The Senate is scheduled to vote on the nomination of Sonia Sotomayor to the Supreme Court today at 3pm. It looks like there will be just shy of 70 votes in favor of her confirmation. Back in June I wrote:
If I had to make a prediction, I’d guess that the vote will actually occur just after the August recess, and that somewhere around 75 Senators will vote in favor of Judge Sotomayor’s confirmation.
I overestimated the number of Republicans who would end up voting in her favor, as well as their ability to make the case for a slight delay. But you were warned the prediction was “worth about as much as the paper it’s printed on.” Other folks’ predictions are here.
UPDATE: According to Ed Whelan, 31 Republican Senators have announced their intention to vote against Judge Sotomayor’s confirmation; 8 Republicans (Alexander, Bond, Collins, Graham, Gregg, Lugar, Martinez, and Snowe) have said they will vote in favor; 1 Republican (Voinovich) is undeclared. Given that it is unlikely Senators Byrd and Kennedy will be able to vote, this means the final tally should be 67-31 or 66-32.
UPDATE: And here’s what Benjamin Wittes wrote about the nomination on May 27:
Only a few years ago, a Supreme Court nominee like Judge Sonia Sotomayor could expect quick, nearly unanimous confirmation.

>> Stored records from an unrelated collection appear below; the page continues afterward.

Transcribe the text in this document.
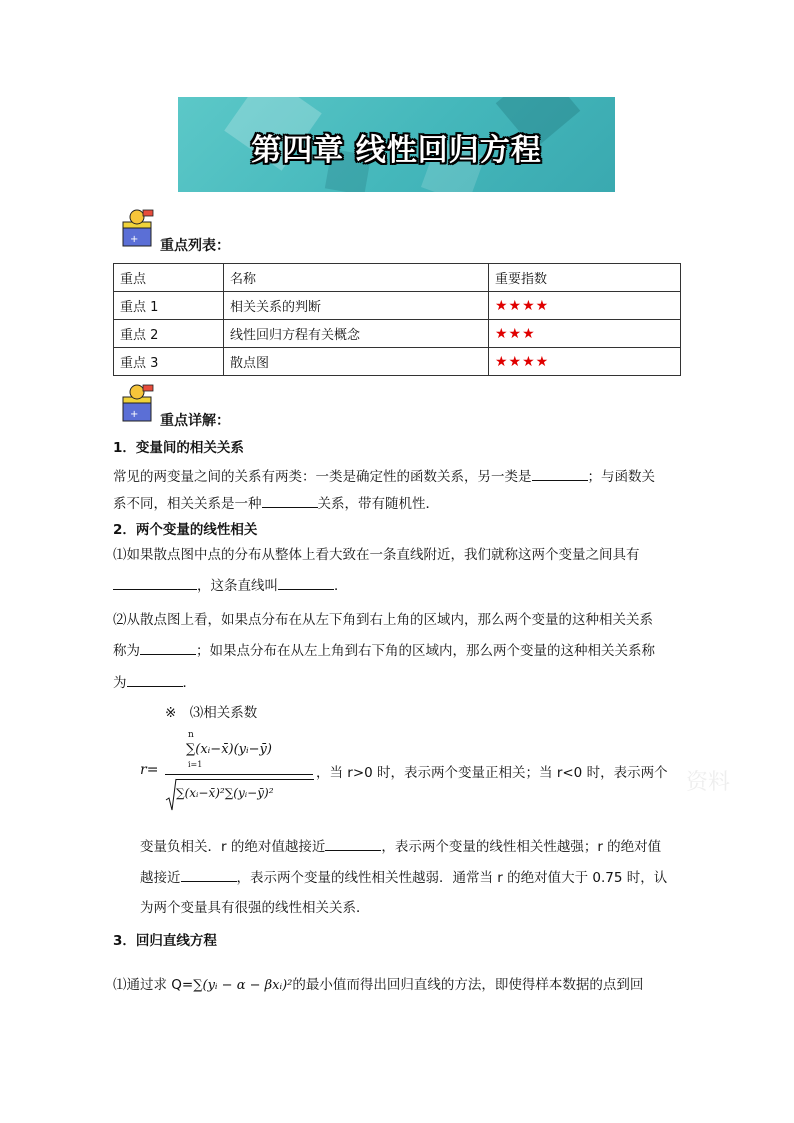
第四章 线性回归方程
+ 重点列表：
重点	名称	重要指数
重点 1	相关关系的判断	★★★★
重点 2	线性回归方程有关概念	★★★
重点 3	散点图	★★★★
+ 重点详解：
1．变量间的相关关系
常见的两变量之间的关系有两类：一类是确定性的函数关系，另一类是	；与函数关
系不同，相关关系是一种	关系，带有随机性．
2．两个变量的线性相关
⑴如果散点图中点的分布从整体上看大致在一条直线附近，我们就称这两个变量之间具有
，这条直线叫	．
⑵从散点图上看，如果点分布在从左下角到右上角的区域内，那么两个变量的这种相关关系
称为	；如果点分布在从左上角到右下角的区域内，那么两个变量的这种相关关系称
为	．
※　⑶相关系数
r=
n
∑(xᵢ−x̄)(yᵢ−ȳ)
i=1
∑(xᵢ−x̄)²∑(yᵢ−ȳ)²
，当 r>0 时，表示两个变量正相关；当 r<0 时，表示两个
变量负相关．r 的绝对值越接近	，表示两个变量的线性相关性越强；r 的绝对值
越接近	，表示两个变量的线性相关性越弱．通常当 r 的绝对值大于 0.75 时，认
为两个变量具有很强的线性相关关系．
3．回归直线方程
⑴通过求 Q=∑(yᵢ − α − βxᵢ)²的最小值而得出回归直线的方法，即使得样本数据的点到回
资料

She is, after all, a long-serving appellate court judge who has also served on the district court bench, and she is qualified for the high court in every formal sense. While fights over such nominees occasionally erupted, they were rare. The nomination of John Paul Stevens as late as 1975 received unanimous Senate approval in a mere 16 days.
Yet based on recent trends in Supreme Court nominations, Sotomayor can probably expect a minimum of 30 votes against her, maybe more like 40. She can expect highly contentious questions about everything she has ever written or said. She can expect a team of operatives to spend the next few months digging up dirt on her. And she can expect insinuations of perjury before the Senate Judiciary Committee to the extent that there is any tension between her voluminous judicial work and the words she speaks in the careful dance in which she will engage with the committee.
Our system has gone from one in which people like Sotomayor, Chief Justice John Roberts and Justice Samuel Alito are shoe-ins for confirmation to a system in which they are shoo-ins for confirmation confrontations. It’s worth asking whether America gets anything in exchange for this new presumption, other than battles that serve to energize both political bases.
FINAL UPDATE: The final vote tally was 68-31 in favor of confirmation.